Entrevista con una de las voces reconocibles de la izquierda española con mejor relación con el independentismo catalán

Guillermo Fernández Vázquez/ Cuarto poder.- Beatriz Talegón (1983) es actualmente una de las personas más próximas al ex presidente de la Generalitat Carles Puigdemont. Vecina de Cabanillas del Campo (Guadalajara), Beatriz se hizo conocida en el año 2013 por criticar a los líderes de la Internacional Socialista reunidos por todo lo alto en Cascais (Portugal) mientras en el sur de Europa se vivían los años más duros de la política de austeridad. Entonces ella era la secretaria general de la Unión Internacional de las Juventudes Socialistas. Desde ese momento se ha convertido en una de las voces reconocibles de la izquierda española con mejor relación con el independentismo catalán, particularmente con el mundo ex convergente. Aprovechamos esta doble condición para hablar con ella de la investidura en España, de las más que probables elecciones autonómicas catalanas y, sobre todo, del papel que Junts Per Catalunya puede jugar en este ciclo político.

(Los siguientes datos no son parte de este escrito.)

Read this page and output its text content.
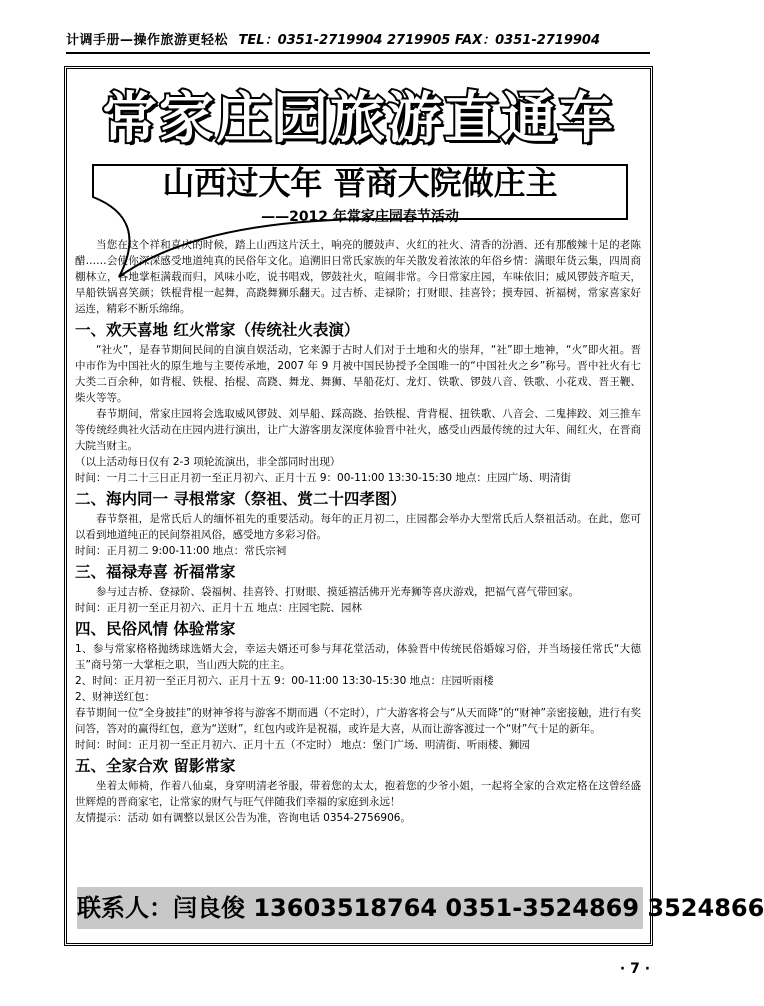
计调手册—操作旅游更轻松 TEL：0351-2719904 2719905 FAX：0351-2719904
常家庄园旅游直通车
山西过大年 晋商大院做庄主
——2012 年常家庄园春节活动

当您在这个祥和喜庆的时候，踏上山西这片沃土，响亮的腰鼓声、火红的社火、清香的汾酒、还有那酸辣十足的老陈醋……会使你深深感受地道纯真的民俗年文化。追溯旧日常氏家族的年关散发着浓浓的年俗乡情：满眼年货云集，四周商棚林立，各地掌柜满载而归，风味小吃，说书唱戏，锣鼓社火，喧闹非常。今日常家庄园，车味依旧；威风锣鼓齐喧天，旱船铁锅喜笑颜；铁棍背棍一起舞，高跷舞狮乐翻天。过吉桥、走禄阶；打财眼、挂喜铃；摸寿园、祈福树，常家喜家好运连，精彩不断乐绵绵。

一、欢天喜地 红火常家（传统社火表演）

“社火”，是春节期间民间的自演自娱活动，它来源于古时人们对于土地和火的崇拜，“社”即土地神，“火”即火祖。晋中市作为中国社火的原生地与主要传承地，2007 年 9 月被中国民协授予全国唯一的“中国社火之乡”称号。晋中社火有七大类二百余种，如背棍、铁棍、抬棍、高跷、舞龙、舞狮、旱船花灯、龙灯、铁歌、锣鼓八音、铁歌、小花戏、晋王鞭、柴火等等。

春节期间，常家庄园将会选取威风锣鼓、刘旱船、踩高跷、抬铁棍、背背棍、扭铁歌、八音会、二鬼摔跤、刘三推车等传统经典社火活动在庄园内进行演出，让广大游客朋友深度体验晋中社火，感受山西最传统的过大年、闹红火，在晋商大院当财主。

（以上活动每日仅有 2-3 项轮流演出，非全部同时出现）

时间：一月二十三日正月初一至正月初六、正月十五 9：00-11:00 13:30-15:30 地点：庄园广场、明清街

二、海内同一 寻根常家（祭祖、赏二十四孝图）

春节祭祖，是常氏后人的缅怀祖先的重要活动。每年的正月初二，庄园都会举办大型常氏后人祭祖活动。在此，您可以看到地道纯正的民间祭祖风俗，感受地方多彩习俗。

时间：正月初二 9:00-11:00 地点：常氏宗祠

三、福禄寿喜 祈福常家

参与过吉桥、登禄阶、袋福树、挂喜铃、打财眼、摸延禧活佛开光寿狮等喜庆游戏，把福气喜气带回家。

时间：正月初一至正月初六、正月十五 地点：庄园宅院、园林

四、民俗风情 体验常家

1、参与常家格格抛绣球选婿大会，幸运夫婿还可参与拜花堂活动，体验晋中传统民俗婚嫁习俗，并当场接任常氏“大德玉”商号第一大掌柜之职，当山西大院的庄主。

2、时间：正月初一至正月初六、正月十五 9：00-11:00 13:30-15:30 地点：庄园听雨楼

2、财神送红包：

春节期间一位“全身披挂”的财神爷将与游客不期而遇（不定时），广大游客将会与“从天而降”的“财神”亲密接触，进行有奖问答，答对的赢得红包，意为“送财”，红包内或许是祝福，或许是大喜，从而让游客渡过一个“财”气十足的新年。

时间：时间：正月初一至正月初六、正月十五（不定时） 地点：堡门广场、明清街、听雨楼、狮园

五、全家合欢 留影常家

坐着太师椅，作着八仙桌，身穿明清老爷服，带着您的太太，抱着您的少爷小姐，一起将全家的合欢定格在这曾经盛世辉煌的晋商家宅，让常家的财气与旺气伴随我们幸福的家庭到永远！

友情提示：活动 如有调整以景区公告为准，咨询电话 0354-2756906。

联系人：闫良俊 13603518764 0351-3524869 3524866
· 7 ·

-Entre muchos sectores de la izquierda resultó decepcionante el voto de Junts Per Catalunya en la investidura, cuando votó “No” junto al PP, Cs y Vox. ¿Cómo se explica?

-Yo fui la primera decepcionada, o, más que decepcionada, en desacuerdo con esa decisión. Y, de hecho, hice todo lo posible para que no fuera un “no”. Me parecía un error que Junts Per Cat no apoyara la investidura o, al menos, se abstuviera. Ahora bien, sin compartirla, yo entiendo cuál es su estrategia. Su estrategia es que lo que se está hablando aquí de fondo son unos comicios también en Catalunya. Ahí es donde está la madre del cordero. Todo esto responde a un movimiento en el que las fuerzas se quieren cambiar en Catalunya. ¿Por qué? Porque básicamente supondría una salida mucho más suave de este conflicto si se gestionase desde un gobierno progresista y de izquierdas en España con un tripartito en Catalunya compuesto por ERC, PSC y En Comú Podem. Eso facilitaría el canal de comunicación y entendimiento para un diálogo necesario.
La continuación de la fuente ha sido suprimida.